Edit file: create_serialized_file.py
Change the SetupParser.default_block to NUCLUSTER
python create_serialized_file.py
DTK-Tools will automatically submit and wait for your jobs to complete and your script will resume after their successful completion. You will receive a completion email from slurm reporting the status of your jobs (successful, failed, some of both). If any fail, you will want to check the slurm*.err files in your experiment directory and try again. Nothing needs to be done on success; DTK-Tools via the slurm sacct command will automatically detect the successes and continue (there can be a delay in detection).
This particular script contains no follow-on analysis or processes, so it is done when the cluster jobs are finished.
As for interpreting the slurm emails, the following part of the email title indicates success (cryptic as it is). Anything else denotes at least one failed job.
Ended, COMPLETED, ExitCode [0-0]
Next is to run run_with_interventions.py
:
Edit file: run_with_interventions.py
Change the environment variable to ‘NUCLUSTER’

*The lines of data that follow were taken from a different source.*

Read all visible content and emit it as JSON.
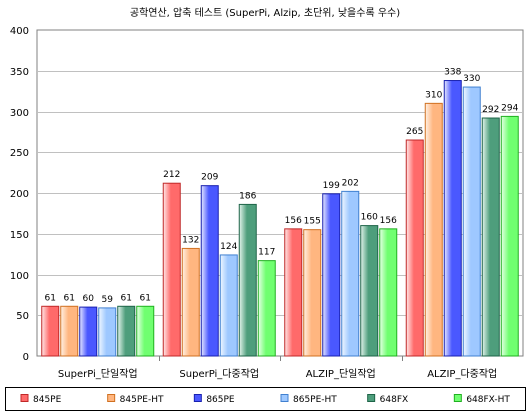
{
  "chart_data": {
    "type": "bar",
    "title": "공학연산, 압축 테스트 (SuperPi, Alzip, 초단위, 낮을수록 우수)",
    "categories": [
      "SuperPi_단일작업",
      "SuperPi_다중작업",
      "ALZIP_단일작업",
      "ALZIP_다중작업"
    ],
    "series": [
      {
        "name": "845PE",
        "values": [
          61,
          212,
          156,
          265
        ]
      },
      {
        "name": "845PE-HT",
        "values": [
          61,
          132,
          155,
          310
        ]
      },
      {
        "name": "865PE",
        "values": [
          60,
          209,
          199,
          338
        ]
      },
      {
        "name": "865PE-HT",
        "values": [
          59,
          124,
          202,
          330
        ]
      },
      {
        "name": "648FX",
        "values": [
          61,
          186,
          160,
          292
        ]
      },
      {
        "name": "648FX-HT",
        "values": [
          61,
          117,
          156,
          294
        ]
      }
    ],
    "ylim": [
      0,
      400
    ],
    "yticks": [
      0,
      50,
      100,
      150,
      200,
      250,
      300,
      350,
      400
    ],
    "grid": true,
    "legend_position": "bottom",
    "data_labels": true,
    "colors": {
      "plot_background": "#ffffff",
      "frame": "#808080",
      "grid": "#c0c0c0"
    },
    "series_colors": [
      {
        "fill": "#ff6a6a",
        "light": "#ffe8e8",
        "dark": "#c02828"
      },
      {
        "fill": "#ffb680",
        "light": "#fff2e6",
        "dark": "#d07020"
      },
      {
        "fill": "#4a58ff",
        "light": "#e6e8ff",
        "dark": "#1820b0"
      },
      {
        "fill": "#9ec8ff",
        "light": "#f0f7ff",
        "dark": "#4080d0"
      },
      {
        "fill": "#4e9e7c",
        "light": "#e4f4ec",
        "dark": "#1e6448"
      },
      {
        "fill": "#70ff70",
        "light": "#e6ffe6",
        "dark": "#20b020"
      }
    ]
  }
}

Change the burnin_id variable to be the experiment id previously generated by python create_serialized_file.py. This will be everything after the triple underscore (___) in the directory name of the experiment. E.g. 2019_12_09_16_14_47_378749 in the prior screenshot.
python run_with_interventions.py
Again, nothing else needs to be done other than wait for completion.
If you wish to look at the result files, you can find them in the experiment results directory, which was specified in our simtools.ini
file.
Simulation output files are located in <experiment_dir>/<simulation_dir>/output/
. The files used as inputs for running the simulations are in Assets/
, and all simulation output files for stdout and stderr are redirected to files in the experiment directory.
You can use these files to help debug any failures.